Mais cette piste remet en cause une règle majeure en toxicologie qui veut que ce soit la dose qui fait le poison. Or, actuellement, "il n'y a aucune législation qui tienne compte de l'interaction entre les différentes substances ; on analyse toujours une seule molécule à la fois", constate le film.

 

Si les pesticides, les phtalates, le bisphénol A, etc., bref toutes ces substances introduites à faibles doses dans notre environnement quotidien sont susceptibles de perturber nos hormones, cela signifierait que ce sont la fréquence et la durée de l'exposition qui seraient en cause. La période foetale serait primordiale à cause des conséquences irréversibles. Il serait donc essentiel, dans un premier temps, de bien protéger les femmes enceintes. Après avoir mesuré les conséquences de l'exposition d'un rat à trois substances chimiques, un scientifique résume l'enjeu en une formule terrible : "0+0+0 = 7"

 

UN CLIMAT DE MYSTÈRE

 

Est-on à la veille d'un scandale sanitaire ? Les industriels s'informent sur toutes les nouvelles études et tentent de contrer ces scientifiques, ces "pleurnicheurs endocriniens". Leur argument majeur ? La maîtrise des risques via la "dose journalière tolérée". "Nous sommes toujours sur des études sur les rongeurs. Quand nous aurons toutes les informations, nous découvrirons que tout cela n'a pas le même effet sur l'homme", explique un représentant de l'industrie.

 

L'enquête de Sylvie Gilman et Thierry de Lestrade est précise, la réalisation et le montage remarquables. La musique envoûtante d'Hélène Blazy contribue au climat de mystère. Mâles en péril ne joue pas sur la peur mais sur la démonstration. Après avoir vu ce documentaire - qui sera suivi d'un débat avec la secrétaire d'Etat à l'écologie, Nathalie Kosciusko-Morizet -, le spectateur se sent néanmoins démuni.

 

Que faire ? Modifier nos habitudes de consommation ? Changer notre mode vie ? Se mettre à décrypter les listes illisibles et incompréhensibles d'ingrédients de tous les produits que nous achetons ? Mais boycotter tous les articles contenant des substances chimiques relève d'une mission impossible.

 

Les réalisateurs considèrent que tout n'est pas perdu, qu'il est "toujours temps d'agir". N'a-t-on pas, en 2003, sauvé l'avenir des escargots de mer en interdisant un solvant, le TBP, dans les peintures des bateaux.
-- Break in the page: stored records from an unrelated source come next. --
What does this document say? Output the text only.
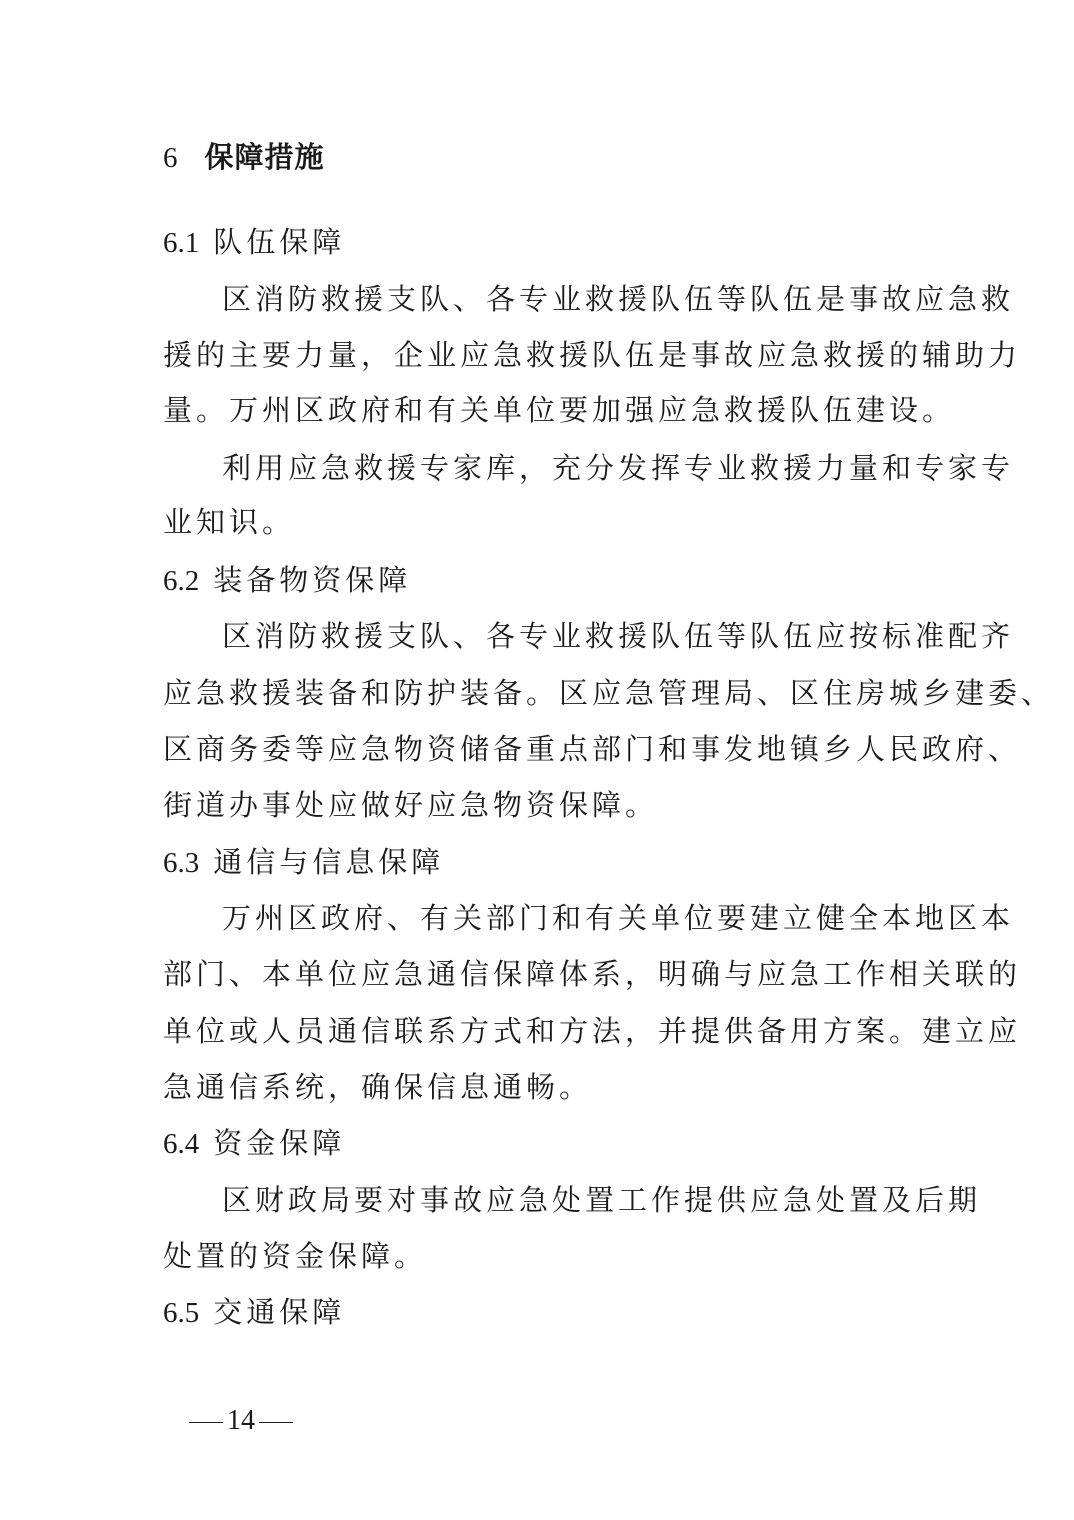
6 保障措施
6.1 队伍保障
区消防救援支队、各专业救援队伍等队伍是事故应急救
援的主要力量，企业应急救援队伍是事故应急救援的辅助力
量。万州区政府和有关单位要加强应急救援队伍建设。
利用应急救援专家库，充分发挥专业救援力量和专家专
业知识。
6.2 装备物资保障
区消防救援支队、各专业救援队伍等队伍应按标准配齐
应急救援装备和防护装备。区应急管理局、区住房城乡建委、
区商务委等应急物资储备重点部门和事发地镇乡人民政府、
街道办事处应做好应急物资保障。
6.3 通信与信息保障
万州区政府、有关部门和有关单位要建立健全本地区本
部门、本单位应急通信保障体系，明确与应急工作相关联的
单位或人员通信联系方式和方法，并提供备用方案。建立应
急通信系统，确保信息通畅。
6.4 资金保障
区财政局要对事故应急处置工作提供应急处置及后期
处置的资金保障。
6.5 交通保障
14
Et la directive Reach, la nouvelle législation européenne qui impose aux industriels de prouver l'innocuité de leurs produits, pourrait devenir "un tournant majeur dans la réglementation des produits chimiques".

 

Le 17 octobre, le gouvernement canadien a annoncé un nouveau règlement visant à interdire l'importation et la vente des biberons en plastique qui contiennent du bisphénol A. C'est le premier pays au monde à le faire. Il était trop tard pour intégrer l'information dans Mâles en péril.